My bed, a modest double, nothing kingly or queenly, has become more than a haven or refuge. It’s a lover. At my most exhausted moments I sense it reaching toward me like the vibrations of the universe, for the Tai Chi teacher says the universe is a great system of vibrations we draw to us by our feelings: fear draws fear, love draws love. I almost hear the bed whispering to me to come, the way you might feel a lover longing for you miles away, and I come readily, falling onto the waiting mattress, firm but yielding as an accomplished lover, the strong coils beneath the stuffing like reliable bones beneath the flesh. I lie down as eagerly as did the princess worn out from her wanderings, except under this mattress is no irritating pea [or musterdseed for that matter]. No, the bed is a perfect and perfectly welcoming lover. The pillow sinks benignly under the weight of my head and rises mildly around my hair. I pull the sheet over me to be utterly surrounded, voluptuously embraced. It folds coolly around my legs as a lover’s skin may be cool at first touch, but it quickly warms up from my body’s heat, creating a tube of warmth. As the bed presses gently along the length of me, I let go. Every cell yields to the embrace which of late I find satisfying like no other. Totally understanding, the bed accepts that I have nothing to offer but warmth, which I have in abundance. I need not respond or embrace in return. The bed seeks nothing for itself - it’s pleasure is to wrap me in pleasure.

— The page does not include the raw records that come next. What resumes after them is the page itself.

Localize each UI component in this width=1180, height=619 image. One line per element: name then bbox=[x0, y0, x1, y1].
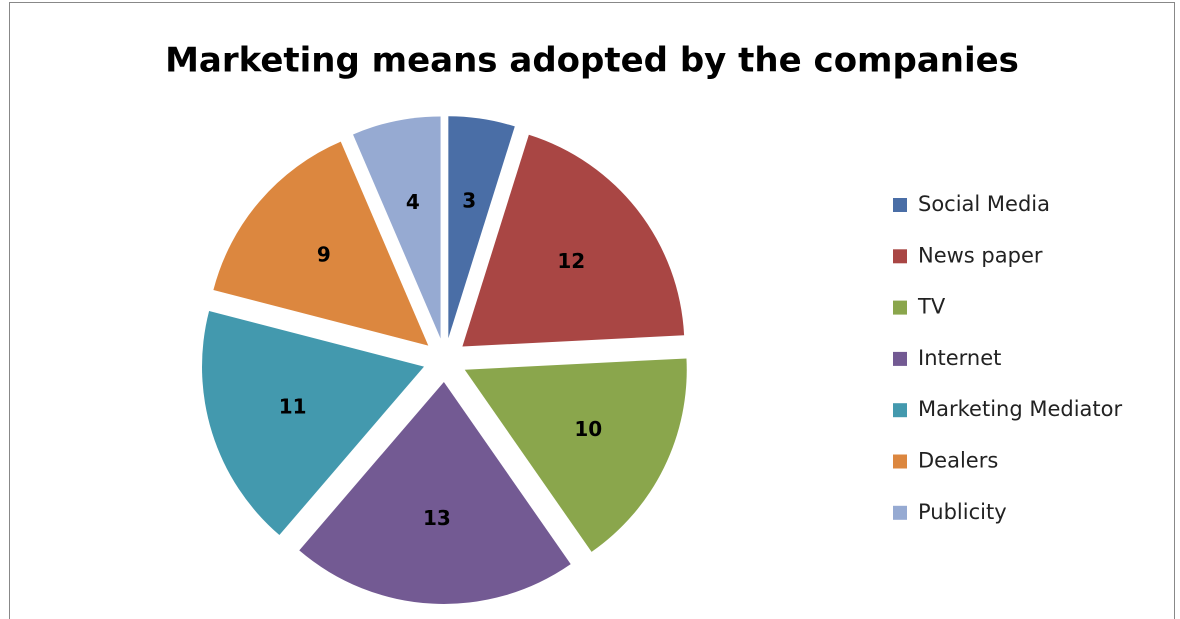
chart-title: Marketing means adopted by the companies bbox=[165, 41, 1019, 81]
pie-slice bbox=[202, 310, 425, 536]
legend-label: News paper bbox=[918, 243, 1043, 267]
legend-swatch bbox=[893, 300, 907, 315]
data-label: 10 bbox=[574, 417, 602, 441]
legend-swatch bbox=[893, 198, 907, 212]
data-label: 3 bbox=[462, 189, 476, 213]
legend-label: Dealers bbox=[918, 449, 998, 473]
data-label: 4 bbox=[406, 190, 420, 214]
legend-swatch bbox=[893, 454, 907, 469]
legend-swatch bbox=[893, 249, 907, 264]
data-label: 12 bbox=[557, 249, 585, 273]
data-label: 13 bbox=[423, 506, 451, 530]
legend-swatch bbox=[893, 403, 907, 418]
pie-slice bbox=[299, 381, 571, 604]
data-label: 9 bbox=[317, 243, 331, 267]
pie-slice bbox=[448, 116, 515, 339]
pie-slice bbox=[462, 134, 685, 347]
data-label: 11 bbox=[279, 394, 307, 418]
legend-label: Social Media bbox=[918, 192, 1050, 216]
legend-swatch bbox=[893, 505, 907, 520]
pie-slice bbox=[464, 358, 687, 552]
pie-slice bbox=[213, 141, 429, 346]
legend-label: Publicity bbox=[918, 500, 1007, 524]
legend-label: Marketing Mediator bbox=[918, 397, 1122, 421]
legend-label: Internet bbox=[918, 346, 1001, 370]
legend-swatch bbox=[893, 351, 907, 366]
pie-slice bbox=[353, 116, 441, 339]
legend-label: TV bbox=[917, 295, 946, 319]
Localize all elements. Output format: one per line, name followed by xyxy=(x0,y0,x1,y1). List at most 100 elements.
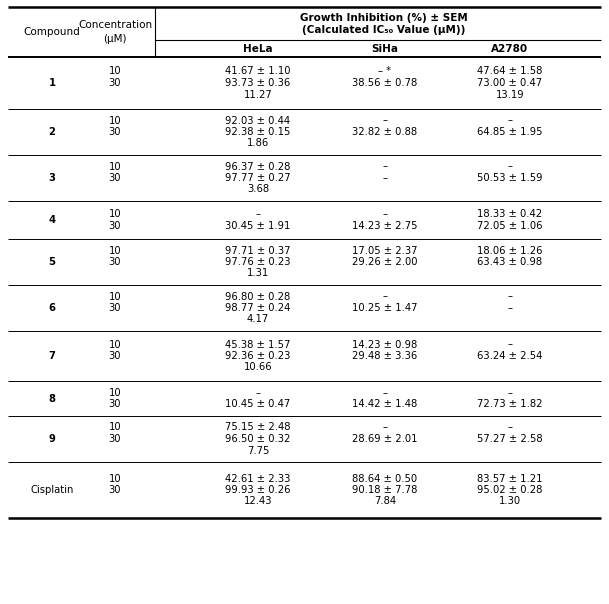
Text: 30: 30 xyxy=(109,351,121,361)
Text: 45.38 ± 1.57: 45.38 ± 1.57 xyxy=(225,339,290,350)
Text: 6: 6 xyxy=(49,303,55,313)
Text: –: – xyxy=(382,161,387,172)
Text: 30: 30 xyxy=(109,434,121,444)
Text: –: – xyxy=(382,173,387,183)
Text: 30: 30 xyxy=(109,399,121,410)
Text: Concentration
(μM): Concentration (μM) xyxy=(78,20,152,44)
Text: –: – xyxy=(507,423,513,432)
Text: 32.82 ± 0.88: 32.82 ± 0.88 xyxy=(353,127,418,137)
Text: –: – xyxy=(256,209,261,219)
Text: 30: 30 xyxy=(109,173,121,183)
Text: 90.18 ± 7.78: 90.18 ± 7.78 xyxy=(353,485,418,495)
Text: 10.45 ± 0.47: 10.45 ± 0.47 xyxy=(225,399,290,410)
Text: 1: 1 xyxy=(49,78,55,88)
Text: 63.24 ± 2.54: 63.24 ± 2.54 xyxy=(477,351,543,361)
Text: 18.06 ± 1.26: 18.06 ± 1.26 xyxy=(477,245,543,255)
Text: 83.57 ± 1.21: 83.57 ± 1.21 xyxy=(477,474,543,483)
Text: 72.05 ± 1.06: 72.05 ± 1.06 xyxy=(477,220,543,231)
Text: –: – xyxy=(507,303,513,313)
Text: 96.37 ± 0.28: 96.37 ± 0.28 xyxy=(225,161,290,172)
Text: 64.85 ± 1.95: 64.85 ± 1.95 xyxy=(477,127,543,137)
Text: 7.75: 7.75 xyxy=(247,446,269,455)
Text: 42.61 ± 2.33: 42.61 ± 2.33 xyxy=(225,474,290,483)
Text: 28.69 ± 2.01: 28.69 ± 2.01 xyxy=(352,434,418,444)
Text: 12.43: 12.43 xyxy=(244,496,272,507)
Text: 63.43 ± 0.98: 63.43 ± 0.98 xyxy=(477,257,543,267)
Text: 75.15 ± 2.48: 75.15 ± 2.48 xyxy=(225,423,290,432)
Text: 29.48 ± 3.36: 29.48 ± 3.36 xyxy=(353,351,418,361)
Text: 7.84: 7.84 xyxy=(374,496,396,507)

Lynne Sharon Schwartz in ‘Fatigue Artist’

Spiritual Literacy
Frederic and Mary Anne Brussat





I have decided to take you along with me into this journey of finding the Sacred in our everyday lives. I am still learning about how the inanimate in our lives effect us and what our relationship to these things are or should be. We so often take our ‘objects’ for granted whether it is the glass from which you drink, the light that brightens your room, the deodorant that keeps you from smelling, the brush, the watch, the radio, the television and yes of course the sensuous bed. We interact with these things everyday and yet we do not appreciate them. Having time to stop and smell the roses does not mean just that. It means having time to notice the importance of every little thing that makes your life possible and comfortable. Certain things, like dentist tools make us distinctly uncomfortable but in that too there is function and purpose to our lives. So what I’m trying to say is stop and appreciate the design of the buildings in your street, admire the steam rising from your bath or cup of coffee, notice that you are living in a world not isolated but completely interconnected.